But it has been obvious from the first episode that the roommates have zero interest in the outdoors, zero interest in non-jacuzzi-related physical activity and zero interest in camping anywhere other than at the local bar. They’ve ditched out of training, made whining calls to their Outward Bound coordinator, and generally made a mess of the whole endeavor.

In the past two episodes, however, they’ve had to take care of actual kids -- a group of boys from New Orleans who survived Hurricane Katrina. It was time to set aside the petulance, and while the seven acted less bratty than usual, the entire enterprise required no cohesion among the roommates to complete the job.
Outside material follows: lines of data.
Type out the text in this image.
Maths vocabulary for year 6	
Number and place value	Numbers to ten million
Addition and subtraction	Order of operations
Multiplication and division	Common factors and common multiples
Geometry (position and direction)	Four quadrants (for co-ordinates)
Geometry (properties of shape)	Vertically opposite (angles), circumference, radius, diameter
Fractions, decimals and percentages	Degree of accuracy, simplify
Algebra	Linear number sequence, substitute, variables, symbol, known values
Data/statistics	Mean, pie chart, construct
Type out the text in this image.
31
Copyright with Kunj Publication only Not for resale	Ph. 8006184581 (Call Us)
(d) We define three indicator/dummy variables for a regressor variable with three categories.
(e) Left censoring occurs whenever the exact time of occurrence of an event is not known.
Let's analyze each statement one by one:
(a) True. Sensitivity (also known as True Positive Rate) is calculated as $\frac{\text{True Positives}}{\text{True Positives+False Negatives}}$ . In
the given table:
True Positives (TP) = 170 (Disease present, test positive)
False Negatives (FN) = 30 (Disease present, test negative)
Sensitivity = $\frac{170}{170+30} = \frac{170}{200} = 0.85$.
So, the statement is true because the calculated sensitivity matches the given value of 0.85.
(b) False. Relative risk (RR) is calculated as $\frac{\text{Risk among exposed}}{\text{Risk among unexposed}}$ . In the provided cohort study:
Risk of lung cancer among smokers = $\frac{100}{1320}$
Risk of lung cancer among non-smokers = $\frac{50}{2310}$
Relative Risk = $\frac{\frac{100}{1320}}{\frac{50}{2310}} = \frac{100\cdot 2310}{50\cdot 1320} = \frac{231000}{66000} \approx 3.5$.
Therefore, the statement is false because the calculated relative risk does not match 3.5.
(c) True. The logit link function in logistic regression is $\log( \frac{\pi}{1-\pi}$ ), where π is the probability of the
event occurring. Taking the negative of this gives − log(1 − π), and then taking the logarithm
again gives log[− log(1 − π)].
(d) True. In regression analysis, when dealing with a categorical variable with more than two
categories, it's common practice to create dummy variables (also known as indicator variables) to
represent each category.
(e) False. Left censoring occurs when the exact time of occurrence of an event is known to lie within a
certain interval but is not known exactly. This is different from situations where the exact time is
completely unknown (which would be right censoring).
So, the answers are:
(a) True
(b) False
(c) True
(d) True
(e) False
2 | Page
They barely beat the kids -- who were arriving from the airport -- to set up the campsite. Stephen bailed for his sister’s wedding in the middle of the camping trip, which is understandable, but his absence was treated as more of a sin than the abominable training session in a previous week when half the Denver crew faked illness to get out of training.

While it was touching to see one of the kids break down in tears at the final campfire, not enough time was spent with any of the Outward Bound campers to get any sense of personality and growth. Presenting a group of underprivileged kids as just a mass of interchangeable faces is actually a little insulting, and does nothing to show the roommates getting perspective on their comparatively fortunate -- if camera-obsessed -- position.

In the first international edition -- in London in 1995 -- the roomies were unable to get jobs because of work permit regulations. One can only hope similar restrictions take place in the next season, in Australia. The work concept needs to be just that -- work, and something of a journey -- in order for viewers to gain any sort of satisfaction from it.